Untuk mengatasi masalah kebocoran pajak, APPI mengusulkan agar seluruh pungutan pajak dikenakan langsung kepada produsen, sehingga konsumen akhir tidak lagi membayar PPN.
Menurut asosiasi, langkah ini dapat meningkatkan efisiensi pengendalian pajak serta memperketat pengawasan terhadap industri perhiasan. Purbaya menambahkan, “Usul mereka adalah semuanya dikenakan 3 persen. Jadi yang konsumen gak bayar lagi, di pabrik-pabriknya aja, jadi kita bisa kendalikan lebih cepat.”
Menteri Keuangan menegaskan bahwa pihaknya akan mempertimbangkan usulan tersebut. Jika terbukti mampu meningkatkan penerimaan negara sekaligus memperketat pengawasan industri perhiasan, kebijakan ini bisa segera diterapkan.
“Jadi minta treatment bagaimana caranya supaya bayar PPN-nya bukan di konsumen aja tapi langsung di perusahaan-perusahaan itu. Saya pikir ya kalau memang bisa naikin income saya naikin aja,” ujarnya.
Praktik produsen perhiasan ilegal memang menjadi sorotan karena dapat menurunkan penerimaan pajak nasional dan merugikan produsen legal.
Selain itu, pengawasan yang lemah terhadap rantai distribusi perhiasan juga membuat pemerintah sulit memastikan bahwa setiap transaksi tercatat secara resmi. Dengan penerapan pajak langsung di tingkat produsen, diharapkan pengawasan menjadi lebih efektif dan transparan.
Selain itu, langkah ini diharapkan dapat mendorong produsen perhiasan untuk mematuhi aturan pajak dan administratif, seperti memiliki surat keterangan pembelian.
Purbaya menekankan bahwa sistem pajak yang efisien tidak hanya menguntungkan pemerintah, tetapi juga menciptakan iklim usaha yang lebih adil bagi pelaku industri perhiasan legal.
Industri perhiasan Indonesia sendiri merupakan sektor strategis karena berkontribusi signifikan terhadap perekonomian nasional dan ekspor.

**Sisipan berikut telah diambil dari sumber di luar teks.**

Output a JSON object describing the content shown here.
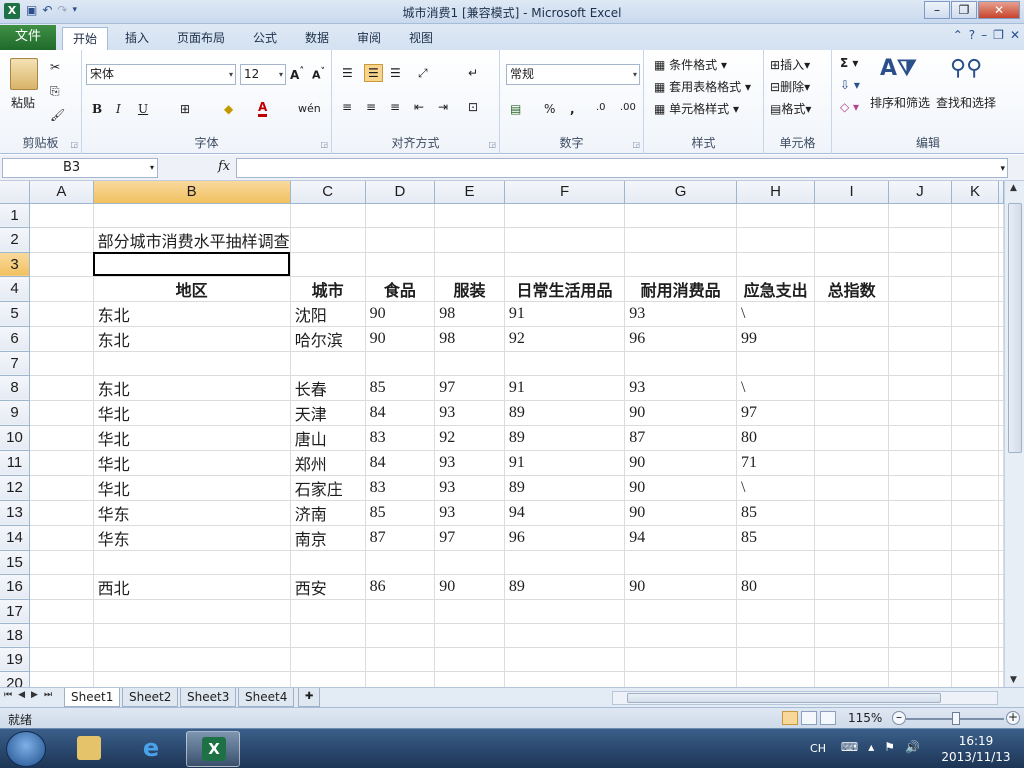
{
  "window": {
    "title": "城市消费1  [兼容模式] - Microsoft Excel"
  },
  "tabs": {
    "file": "文件",
    "items": [
      "开始",
      "插入",
      "页面布局",
      "公式",
      "数据",
      "审阅",
      "视图"
    ],
    "active": "开始"
  },
  "ribbon": {
    "clipboard": {
      "label": "剪贴板",
      "paste": "粘贴"
    },
    "font": {
      "label": "字体",
      "name": "宋体",
      "size": "12"
    },
    "alignment": {
      "label": "对齐方式"
    },
    "number": {
      "label": "数字",
      "format": "常规"
    },
    "styles": {
      "label": "样式",
      "conditional": "条件格式",
      "table": "套用表格格式",
      "cell_styles": "单元格样式"
    },
    "cells": {
      "label": "单元格",
      "insert": "插入",
      "delete": "删除",
      "format": "格式"
    },
    "editing": {
      "label": "编辑",
      "sort": "排序和筛选",
      "find": "查找和选择"
    }
  },
  "formula_bar": {
    "name_box": "B3",
    "fx": "fx",
    "content": ""
  },
  "grid": {
    "columns": [
      "A",
      "B",
      "C",
      "D",
      "E",
      "F",
      "G",
      "H",
      "I",
      "J",
      "K"
    ],
    "selected_column": "B",
    "selected_row": "3",
    "active_cell": "B3",
    "rows": [
      {
        "n": "1",
        "cells": [
          "",
          "",
          "",
          "",
          "",
          "",
          "",
          "",
          "",
          "",
          ""
        ]
      },
      {
        "n": "2",
        "cells": [
          "",
          "部分城市消费水平抽样调查",
          "",
          "",
          "",
          "",
          "",
          "",
          "",
          "",
          ""
        ]
      },
      {
        "n": "3",
        "cells": [
          "",
          "",
          "",
          "",
          "",
          "",
          "",
          "",
          "",
          "",
          ""
        ]
      },
      {
        "n": "4",
        "cells": [
          "",
          "地区",
          "城市",
          "食品",
          "服装",
          "日常生活用品",
          "耐用消费品",
          "应急支出",
          "总指数",
          "",
          ""
        ]
      },
      {
        "n": "5",
        "cells": [
          "",
          "东北",
          "沈阳",
          "90",
          "98",
          "91",
          "93",
          "\\",
          "",
          "",
          ""
        ]
      },
      {
        "n": "6",
        "cells": [
          "",
          "东北",
          "哈尔滨",
          "90",
          "98",
          "92",
          "96",
          "99",
          "",
          "",
          ""
        ]
      },
      {
        "n": "7",
        "cells": [
          "",
          "",
          "",
          "",
          "",
          "",
          "",
          "",
          "",
          "",
          ""
        ]
      },
      {
        "n": "8",
        "cells": [
          "",
          "东北",
          "长春",
          "85",
          "97",
          "91",
          "93",
          "\\",
          "",
          "",
          ""
        ]
      },
      {
        "n": "9",
        "cells": [
          "",
          "华北",
          "天津",
          "84",
          "93",
          "89",
          "90",
          "97",
          "",
          "",
          ""
        ]
      },
      {
        "n": "10",
        "cells": [
          "",
          "华北",
          "唐山",
          "83",
          "92",
          "89",
          "87",
          "80",
          "",
          "",
          ""
        ]
      },
      {
        "n": "11",
        "cells": [
          "",
          "华北",
          "郑州",
          "84",
          "93",
          "91",
          "90",
          "71",
          "",
          "",
          ""
        ]
      },
      {
        "n": "12",
        "cells": [
          "",
          "华北",
          "石家庄",
          "83",
          "93",
          "89",
          "90",
          "\\",
          "",
          "",
          ""
        ]
      },
      {
        "n": "13",
        "cells": [
          "",
          "华东",
          "济南",
          "85",
          "93",
          "94",
          "90",
          "85",
          "",
          "",
          ""
        ]
      },
      {
        "n": "14",
        "cells": [
          "",
          "华东",
          "南京",
          "87",
          "97",
          "96",
          "94",
          "85",
          "",
          "",
          ""
        ]
      },
      {
        "n": "15",
        "cells": [
          "",
          "",
          "",
          "",
          "",
          "",
          "",
          "",
          "",
          "",
          ""
        ]
      },
      {
        "n": "16",
        "cells": [
          "",
          "西北",
          "西安",
          "86",
          "90",
          "89",
          "90",
          "80",
          "",
          "",
          ""
        ]
      },
      {
        "n": "17",
        "cells": [
          "",
          "",
          "",
          "",
          "",
          "",
          "",
          "",
          "",
          "",
          ""
        ]
      },
      {
        "n": "18",
        "cells": [
          "",
          "",
          "",
          "",
          "",
          "",
          "",
          "",
          "",
          "",
          ""
        ]
      },
      {
        "n": "19",
        "cells": [
          "",
          "",
          "",
          "",
          "",
          "",
          "",
          "",
          "",
          "",
          ""
        ]
      },
      {
        "n": "20",
        "cells": [
          "",
          "",
          "",
          "",
          "",
          "",
          "",
          "",
          "",
          "",
          ""
        ]
      }
    ]
  },
  "sheets": {
    "tabs": [
      "Sheet1",
      "Sheet2",
      "Sheet3",
      "Sheet4"
    ],
    "active": "Sheet1"
  },
  "status": {
    "ready": "就绪",
    "zoom": "115%"
  },
  "taskbar": {
    "ime": "CH",
    "time": "16:19",
    "date": "2013/11/13"
  }
}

Dengan penerimaan pajak yang lebih optimal, pemerintah memiliki sumber daya lebih untuk mendukung pembangunan dan program strategis lainnya. Selain itu, kebijakan ini juga mendorong produsen untuk menjalankan praktik bisnis yang lebih profesional dan transparan.
Ke depan, Kementerian Keuangan bersama APPI diharapkan dapat menyusun mekanisme penerapan pajak di tingkat produsen secara terukur dan efektif.
Hal ini termasuk memperkuat sistem pengawasan, digitalisasi pencatatan transaksi, dan edukasi bagi produsen agar mematuhi ketentuan pajak. Dengan begitu, pemerintah dapat menekan praktik ilegal dan memaksimalkan potensi penerimaan pajak dari industri perhiasan.
Penerapan pajak langsung di produsen juga diharapkan mengurangi beban administrasi bagi konsumen, sehingga transaksi perhiasan menjadi lebih transparan dan akuntabel. Menteri Purbaya menegaskan bahwa kebijakan ini sejalan dengan prinsip good governance, transparansi, dan keadilan bagi seluruh pelaku industri perhiasan di Indonesia.